Apple Inc. won a patent court ruling against HTC in a decision that could ban smartphones from the Taiwanese manufacturer in the U.S. market.

The U.S. International Trade Commission found that HTC infringed on patents that cover technology behind the iPhone. The trade panel found that HTC infringe on two claims of patent #5946647 issued in 1999. The technology, covered in the patent allows devices to look at computer text for data, like a phone number in computer text like e-mail and turns that data into a link that the user can select to perform a task such as calling the number. The ITC decision will go to President Obama's desk for a 60- day review. The ITC ban will go into effect on April 19, 2012 and will include HTC Android devices, the Spring Evo 4G, Verizon Droid Incredible, AT&T Aria and T-Mobile G2. Units sold before the ban will be unaffected and HTC will have until December 19, 2013 to import refurbished phones to honor the warranties on those phones.

Apple's victory is a small respite in a growing battle amongst smartphone makers as companies struggle to assert their dominance in the growing smartphone market. Between Apple and Samsung there are 30 lawsuits in different courts around the world. Apple has suits against Motorola and HTC and even Microsoft is suing Motorola Mobility over Android. Even the rhetoric among the combatants has gotten more stringent. Google has accused its competitors of a hostile campaign against Android "waged through bogus patents".
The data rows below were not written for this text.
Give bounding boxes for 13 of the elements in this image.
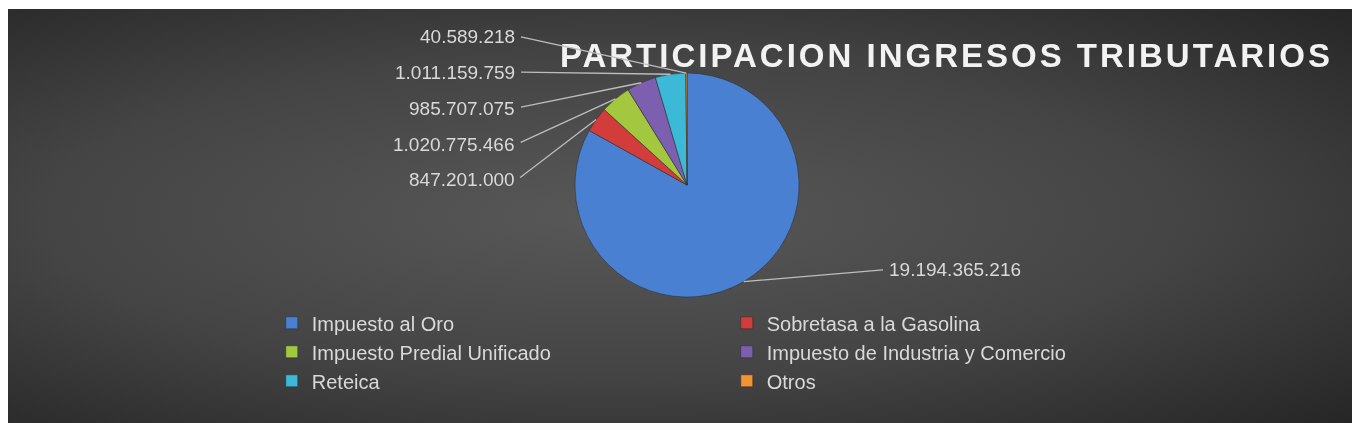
- legend-label: Reteica: [311, 370, 381, 393]
- data-label: 847.201.000: [409, 169, 515, 190]
- data-label: 40.589.218: [420, 26, 516, 47]
- data-label: 19.194.365.216: [889, 259, 1022, 280]
- data-label: 1.011.159.759: [395, 62, 516, 83]
- legend-label: Impuesto de Industria y Comercio: [766, 341, 1066, 364]
- legend-label: Impuesto Predial Unificado: [311, 341, 551, 364]
- legend-label: Impuesto al Oro: [311, 312, 455, 335]
- legend-label: Otros: [766, 370, 816, 393]
- pie-slice: [574, 72, 800, 298]
- legend-label: Sobretasa a la Gasolina: [766, 312, 982, 335]
- data-label: 985.707.075: [409, 98, 515, 119]
- data-label: 1.020.775.466: [393, 134, 515, 155]
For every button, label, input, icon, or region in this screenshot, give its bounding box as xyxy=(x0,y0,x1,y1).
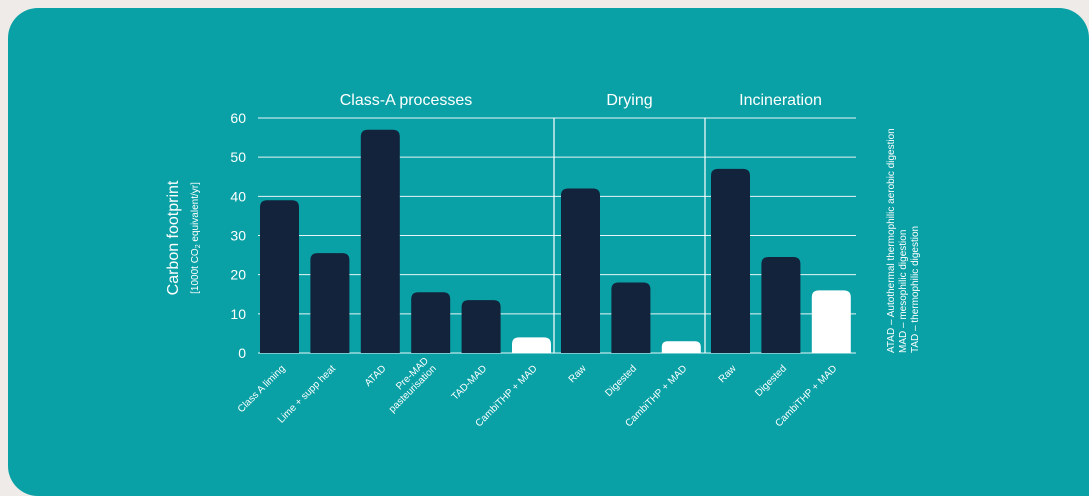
bar xyxy=(611,282,651,353)
bar xyxy=(711,168,750,353)
gridlines xyxy=(258,117,856,354)
group-title: Drying xyxy=(606,92,652,109)
bar xyxy=(561,188,600,353)
x-tick-label: Class A liming xyxy=(236,363,288,415)
bar xyxy=(811,290,851,353)
bar xyxy=(360,129,400,353)
bar xyxy=(310,253,350,353)
x-tick-label: Digested xyxy=(753,363,789,399)
chart-card: 0 10 20 30 40 50 60 Class A liming Lime + supp … xyxy=(8,8,1089,496)
y-axis-units-subscript: 2 xyxy=(195,244,202,248)
abbreviation-notes: ATAD – Autothermal thermophilic aerobic … xyxy=(886,128,921,353)
group-title: Incineration xyxy=(739,92,822,109)
y-axis-label: Carbon footprint xyxy=(165,180,182,295)
bar xyxy=(461,300,501,353)
y-tick-label: 50 xyxy=(230,149,246,165)
x-tick-label: Raw xyxy=(717,363,739,385)
y-tick-label: 0 xyxy=(238,345,246,361)
x-tick-label: Digested xyxy=(603,363,639,399)
y-tick-label: 60 xyxy=(230,110,246,126)
x-tick-label: Pre-MADpasteurisation xyxy=(379,356,439,416)
y-tick-label: 30 xyxy=(230,228,246,244)
abbreviation-note: MAD – mesophilic digestion xyxy=(898,230,909,353)
x-tick-label: Raw xyxy=(567,363,589,385)
bar xyxy=(661,341,701,353)
group-title: Class-A processes xyxy=(340,92,473,109)
bars xyxy=(260,129,851,353)
x-tick-label: ATAD xyxy=(363,363,389,389)
bar xyxy=(260,200,299,353)
y-tick-label: 20 xyxy=(230,267,246,283)
bar xyxy=(411,292,451,353)
x-tick-label: TAD-MAD xyxy=(450,363,489,402)
bar xyxy=(761,257,801,353)
y-tick-label: 10 xyxy=(230,306,246,322)
y-axis-units-before: [1000t CO xyxy=(190,248,201,294)
y-axis-units: [1000t CO2 equivalent/yr] xyxy=(190,182,202,294)
group-dividers xyxy=(553,118,706,353)
group-titles: Class-A processes Drying Incineration xyxy=(340,92,822,109)
bar xyxy=(512,337,551,353)
abbreviation-note: ATAD – Autothermal thermophilic aerobic … xyxy=(886,128,897,353)
y-axis-units-after: equivalent/yr] xyxy=(190,182,201,244)
y-tick-label: 40 xyxy=(230,188,246,204)
abbreviation-note: TAD – thermophilic digestion xyxy=(910,226,921,353)
y-tick-labels: 0 10 20 30 40 50 60 xyxy=(230,110,246,361)
y-axis-label-group: Carbon footprint [1000t CO2 equivalent/y… xyxy=(165,180,202,295)
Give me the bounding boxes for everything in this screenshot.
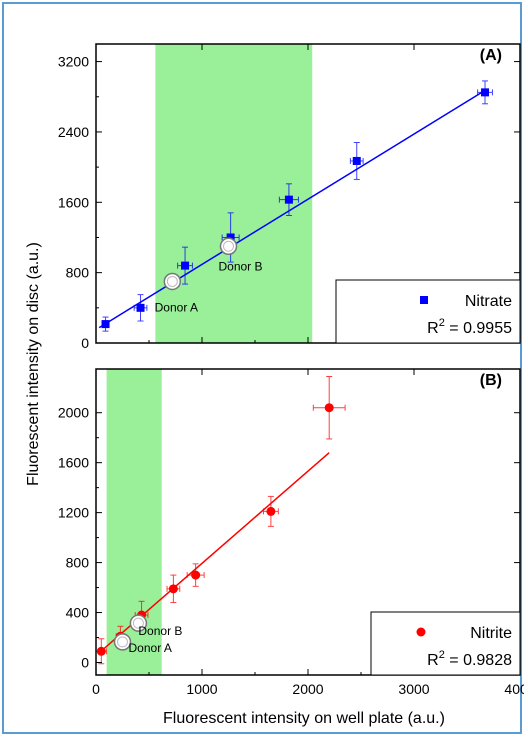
- y-tick-label: 1200: [58, 505, 89, 521]
- data-point-4: [284, 195, 293, 204]
- data-point-3: [168, 584, 178, 594]
- data-point-1: [136, 303, 145, 312]
- plot-area: [96, 375, 346, 665]
- x-tick-label: 3000: [398, 681, 429, 697]
- data-point-6: [324, 403, 334, 413]
- data-point-6: [481, 88, 490, 97]
- x-tick-label: 1000: [186, 681, 217, 697]
- sample-marker-1: [129, 614, 148, 632]
- fit-line: [98, 89, 487, 329]
- sample-label-0: Donor A: [155, 300, 198, 314]
- plot-area: [98, 80, 493, 332]
- x-tick-label: 2000: [292, 681, 323, 697]
- y-tick-label: 3200: [58, 54, 89, 70]
- data-point-0: [101, 320, 110, 329]
- legend-box: [335, 279, 521, 344]
- legend-box: [370, 611, 521, 676]
- sample-label-1: Donor B: [218, 259, 262, 273]
- legend-label: Nitrate: [465, 293, 512, 310]
- y-tick-label: 800: [66, 555, 90, 571]
- sample-label-0: Donor A: [129, 641, 172, 655]
- y-axis-title: Fluorescent intensity on disc (a.u.): [25, 242, 42, 486]
- sample-marker-inner-0: [117, 636, 128, 648]
- figure: Donor A Donor B 0 800 1600 2400 3200 (A) Nitrate…: [2, 2, 524, 734]
- panel-tag: (B): [480, 372, 502, 389]
- y-tick-label: 0: [81, 655, 89, 671]
- sample-marker-1: [219, 237, 238, 256]
- legend-marker: [420, 296, 428, 304]
- sample-marker-0: [113, 633, 132, 651]
- y-tick-label: 400: [66, 605, 90, 621]
- x-tick-label: 0: [92, 681, 100, 697]
- sample-marker-inner-1: [223, 240, 234, 252]
- chart-svg: Donor A Donor B 0 800 1600 2400 3200 (A) Nitrate…: [25, 43, 524, 727]
- data-point-0: [96, 646, 106, 656]
- y-tick-label: 800: [66, 265, 90, 281]
- data-point-2: [181, 261, 190, 270]
- panel-a: Donor A Donor B 0 800 1600 2400 3200 (A) Nitrate…: [58, 43, 521, 351]
- data-point-3: [226, 233, 235, 242]
- legend-label: Nitrite: [470, 625, 512, 642]
- panel-tag: (A): [480, 47, 502, 64]
- y-tick-label: 2400: [58, 124, 89, 140]
- sample-marker-inner-1: [132, 617, 144, 629]
- highlight-band: [155, 44, 313, 343]
- data-point-5: [352, 156, 361, 165]
- r2-label: R2 = 0.9828: [427, 649, 512, 669]
- y-tick-label: 0: [81, 335, 89, 351]
- y-tick-label: 1600: [58, 455, 89, 471]
- sample-label-1: Donor B: [138, 624, 182, 638]
- x-tick-label: 4000: [504, 681, 524, 697]
- legend-marker: [416, 627, 426, 637]
- y-tick-label: 1600: [58, 194, 89, 210]
- sample-marker-inner-0: [166, 275, 178, 287]
- data-point-4: [191, 570, 201, 580]
- data-point-5: [266, 506, 276, 516]
- sample-marker-0: [163, 272, 182, 291]
- x-axis-title: Fluorescent intensity on well plate (a.u…: [163, 710, 445, 727]
- r2-label: R2 = 0.9955: [427, 317, 512, 337]
- panel-b: Donor A Donor B 0 400 800 1200 1600 2000 0 1000 20…: [58, 368, 524, 697]
- y-tick-label: 2000: [58, 405, 89, 421]
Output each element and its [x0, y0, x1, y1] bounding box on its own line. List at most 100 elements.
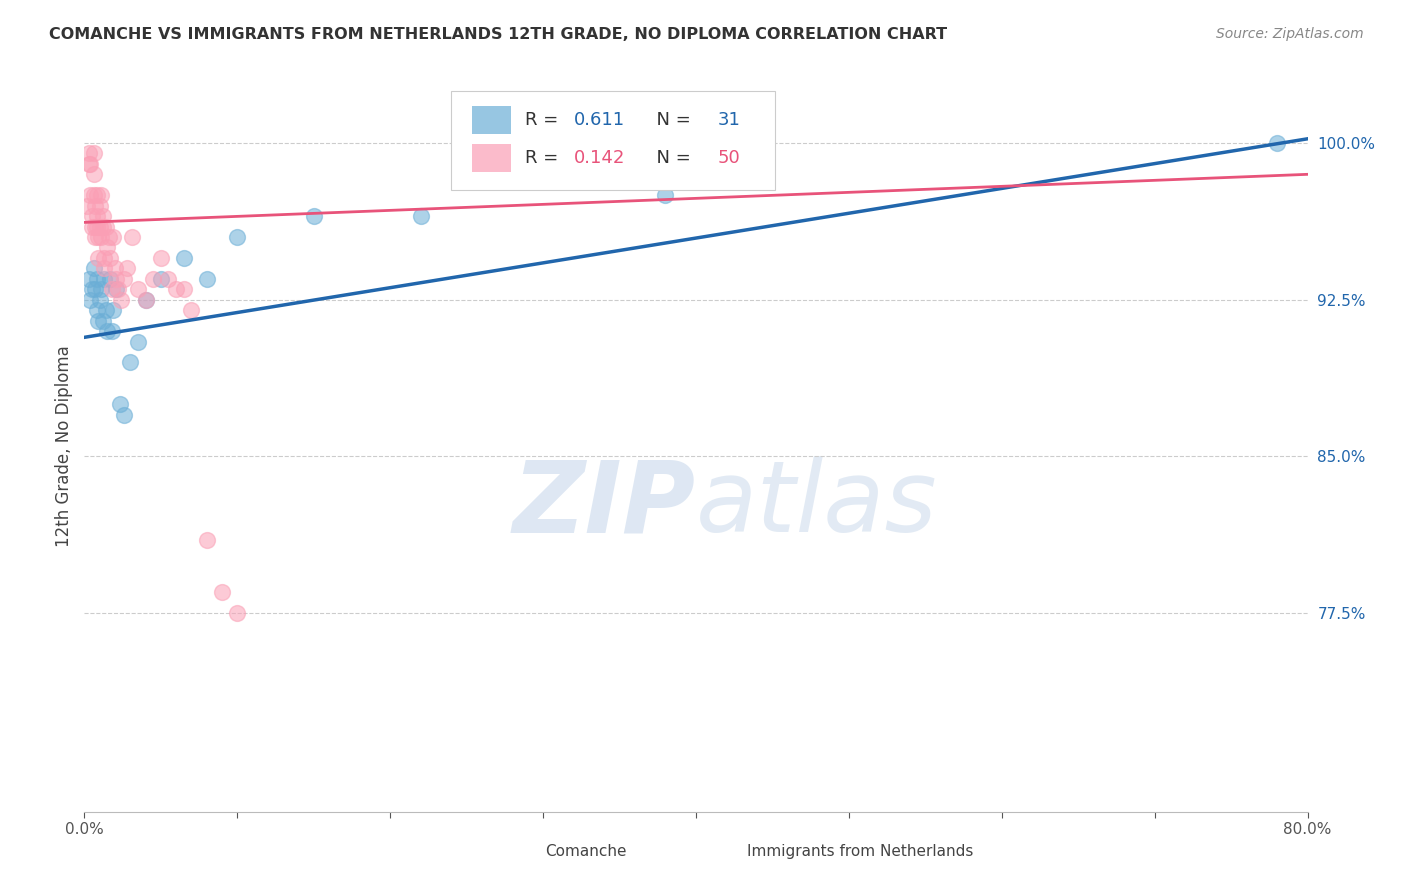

While the ruling would ban HTC phones, it's not as devastating a blow to HTC as Apple would like. HTC could just develop a software workaround that doesn't violate Apple's patents. According to an HTC statement the company would just remove the feature from its phones.

"We are gratified that the Commission affirmed the judge's initial determination on the '721 and '983 patents, and reversed its decision on the '263 patent and partially on the '647 patent. We are very pleased with the determination and we respect it. However, the '647 patent is a small UI experience and HTC will completely remove it from all of our phones soon."

The absence of the feature, which links phone numbers in text of emails or other documents to a dialer, is a small UI experience but it is something that users expect. It's unclear if the lack of the feature would turn consumers away from HTC but smartphone users should expect more changes as the patent wars heat up.